Hi All,
I guess one of the most common (and often successful) attacks we see is a simple brute force/password spray against weak accounts - especially shared mailboxes. From that particular access, the most common next step attackers will take is to send out spam/phishing emails from the compromised account.
Even with Modern Authentication and MFA enabled, I guess we are still open to types of attacks.
Obviously basic authentication is enabled by default, and basic auth does not support MFA to begin with And essentially means that you can get in with nothing more than a username and password.
With the thought of having MFA not enabled just yet, switching completely to modern authentication and disabling basic is a major security improvement in itself.
For example, credentials in a modern auth compatible app are not stored on the client device, and when the connection state changes the client is required to re-authenticate.

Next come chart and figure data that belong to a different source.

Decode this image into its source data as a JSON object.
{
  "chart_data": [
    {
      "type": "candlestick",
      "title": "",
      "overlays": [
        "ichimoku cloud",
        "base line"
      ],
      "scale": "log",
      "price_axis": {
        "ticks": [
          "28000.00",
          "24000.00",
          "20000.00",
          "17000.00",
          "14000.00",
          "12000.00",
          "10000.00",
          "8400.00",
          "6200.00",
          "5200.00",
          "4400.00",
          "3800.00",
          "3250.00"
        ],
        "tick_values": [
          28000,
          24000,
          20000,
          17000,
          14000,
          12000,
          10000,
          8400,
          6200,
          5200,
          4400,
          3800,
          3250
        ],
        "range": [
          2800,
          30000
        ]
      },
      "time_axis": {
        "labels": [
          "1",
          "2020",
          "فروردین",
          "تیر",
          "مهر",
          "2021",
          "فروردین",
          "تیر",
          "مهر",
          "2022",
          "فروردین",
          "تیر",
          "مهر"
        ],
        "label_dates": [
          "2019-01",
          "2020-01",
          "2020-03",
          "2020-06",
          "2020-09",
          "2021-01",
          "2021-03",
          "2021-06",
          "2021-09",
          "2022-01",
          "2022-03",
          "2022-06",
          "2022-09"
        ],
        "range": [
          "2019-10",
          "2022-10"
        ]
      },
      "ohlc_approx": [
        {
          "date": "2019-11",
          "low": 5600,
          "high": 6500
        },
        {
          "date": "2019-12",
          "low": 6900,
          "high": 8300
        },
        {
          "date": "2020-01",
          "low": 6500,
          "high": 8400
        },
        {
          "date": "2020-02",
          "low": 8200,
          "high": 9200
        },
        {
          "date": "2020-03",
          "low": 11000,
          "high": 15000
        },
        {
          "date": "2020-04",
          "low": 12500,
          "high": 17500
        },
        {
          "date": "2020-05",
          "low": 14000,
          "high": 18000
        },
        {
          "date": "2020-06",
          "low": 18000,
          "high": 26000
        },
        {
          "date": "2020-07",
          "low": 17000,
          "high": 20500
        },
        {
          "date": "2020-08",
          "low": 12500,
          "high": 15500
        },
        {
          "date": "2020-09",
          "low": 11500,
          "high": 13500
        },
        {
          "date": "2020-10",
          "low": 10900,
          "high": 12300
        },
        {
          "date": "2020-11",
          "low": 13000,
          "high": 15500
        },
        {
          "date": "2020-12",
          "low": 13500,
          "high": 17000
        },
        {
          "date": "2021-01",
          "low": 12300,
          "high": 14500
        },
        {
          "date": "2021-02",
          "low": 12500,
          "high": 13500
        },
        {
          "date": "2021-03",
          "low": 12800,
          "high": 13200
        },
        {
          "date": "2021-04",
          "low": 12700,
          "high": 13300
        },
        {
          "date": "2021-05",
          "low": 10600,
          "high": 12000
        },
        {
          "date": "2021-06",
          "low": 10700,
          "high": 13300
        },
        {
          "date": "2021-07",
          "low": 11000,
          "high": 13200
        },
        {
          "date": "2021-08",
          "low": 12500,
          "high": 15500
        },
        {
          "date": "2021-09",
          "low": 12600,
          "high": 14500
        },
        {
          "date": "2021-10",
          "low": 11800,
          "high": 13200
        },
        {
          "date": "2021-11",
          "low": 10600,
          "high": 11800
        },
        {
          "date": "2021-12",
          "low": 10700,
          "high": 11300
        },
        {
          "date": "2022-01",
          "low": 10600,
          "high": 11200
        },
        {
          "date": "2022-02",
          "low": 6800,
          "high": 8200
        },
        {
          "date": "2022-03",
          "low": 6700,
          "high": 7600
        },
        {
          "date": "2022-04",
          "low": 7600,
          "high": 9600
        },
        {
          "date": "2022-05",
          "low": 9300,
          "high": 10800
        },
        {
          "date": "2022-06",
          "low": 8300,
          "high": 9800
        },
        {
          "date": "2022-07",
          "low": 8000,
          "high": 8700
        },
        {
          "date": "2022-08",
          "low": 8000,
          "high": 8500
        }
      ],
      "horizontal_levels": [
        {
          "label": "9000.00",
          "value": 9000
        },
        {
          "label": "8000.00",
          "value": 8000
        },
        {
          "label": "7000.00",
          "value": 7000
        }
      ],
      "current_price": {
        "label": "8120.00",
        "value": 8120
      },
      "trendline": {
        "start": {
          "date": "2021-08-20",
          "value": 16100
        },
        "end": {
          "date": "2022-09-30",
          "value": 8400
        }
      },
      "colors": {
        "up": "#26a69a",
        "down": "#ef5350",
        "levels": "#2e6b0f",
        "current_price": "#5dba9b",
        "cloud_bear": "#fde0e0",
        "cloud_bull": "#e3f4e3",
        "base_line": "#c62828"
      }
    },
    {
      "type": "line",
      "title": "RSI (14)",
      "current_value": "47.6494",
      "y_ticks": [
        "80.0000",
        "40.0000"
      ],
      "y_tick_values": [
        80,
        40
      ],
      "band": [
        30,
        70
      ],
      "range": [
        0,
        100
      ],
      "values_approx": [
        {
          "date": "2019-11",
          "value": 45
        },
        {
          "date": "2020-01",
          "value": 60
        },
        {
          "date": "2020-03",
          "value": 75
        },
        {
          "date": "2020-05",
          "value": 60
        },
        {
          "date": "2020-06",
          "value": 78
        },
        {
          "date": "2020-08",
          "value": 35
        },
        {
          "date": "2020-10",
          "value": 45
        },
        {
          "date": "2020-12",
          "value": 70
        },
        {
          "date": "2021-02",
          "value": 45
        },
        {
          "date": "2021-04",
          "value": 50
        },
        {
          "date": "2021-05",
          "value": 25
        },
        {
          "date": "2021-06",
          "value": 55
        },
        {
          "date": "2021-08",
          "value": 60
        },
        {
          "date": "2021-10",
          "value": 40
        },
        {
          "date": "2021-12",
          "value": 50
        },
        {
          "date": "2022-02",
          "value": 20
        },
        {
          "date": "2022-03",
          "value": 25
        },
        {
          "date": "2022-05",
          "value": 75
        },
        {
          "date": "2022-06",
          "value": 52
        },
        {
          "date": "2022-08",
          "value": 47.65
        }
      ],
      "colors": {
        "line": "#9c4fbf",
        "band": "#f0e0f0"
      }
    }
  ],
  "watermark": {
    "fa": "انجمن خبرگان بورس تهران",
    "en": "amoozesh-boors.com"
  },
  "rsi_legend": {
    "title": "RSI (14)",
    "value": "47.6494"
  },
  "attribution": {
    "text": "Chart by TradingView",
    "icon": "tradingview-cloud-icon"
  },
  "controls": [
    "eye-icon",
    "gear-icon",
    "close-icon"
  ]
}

So it currently has got me thinking, even with enabling MFA for all of our users, its still half the job complete - so I guess I boast the question to the greater community in regards to the best way to approach disabling the less secure protocols (IMAP/POP/SMTP AUTH) MS Best practice would suggest to turn off any services which you are not using.
So I do boast the question and we really want to make this roll out a streamlined as possible with the disabling of IMAP/POP/SMTP AUTH firstly, we still have a few other services that users are grumpy about the disabling of.
So what method works best?
1. Disabling IMAP/POP/SMTP auth via Set-CasMailbox - although mailboxplans do not accept disabling SMTP auth at that level.
2. Creating a Authentication Policy and disable the protocols.
3. Using CA disabling all legacy authentication protocols.
Happy to suggestions - or open to anyone's recommendations when going through the above.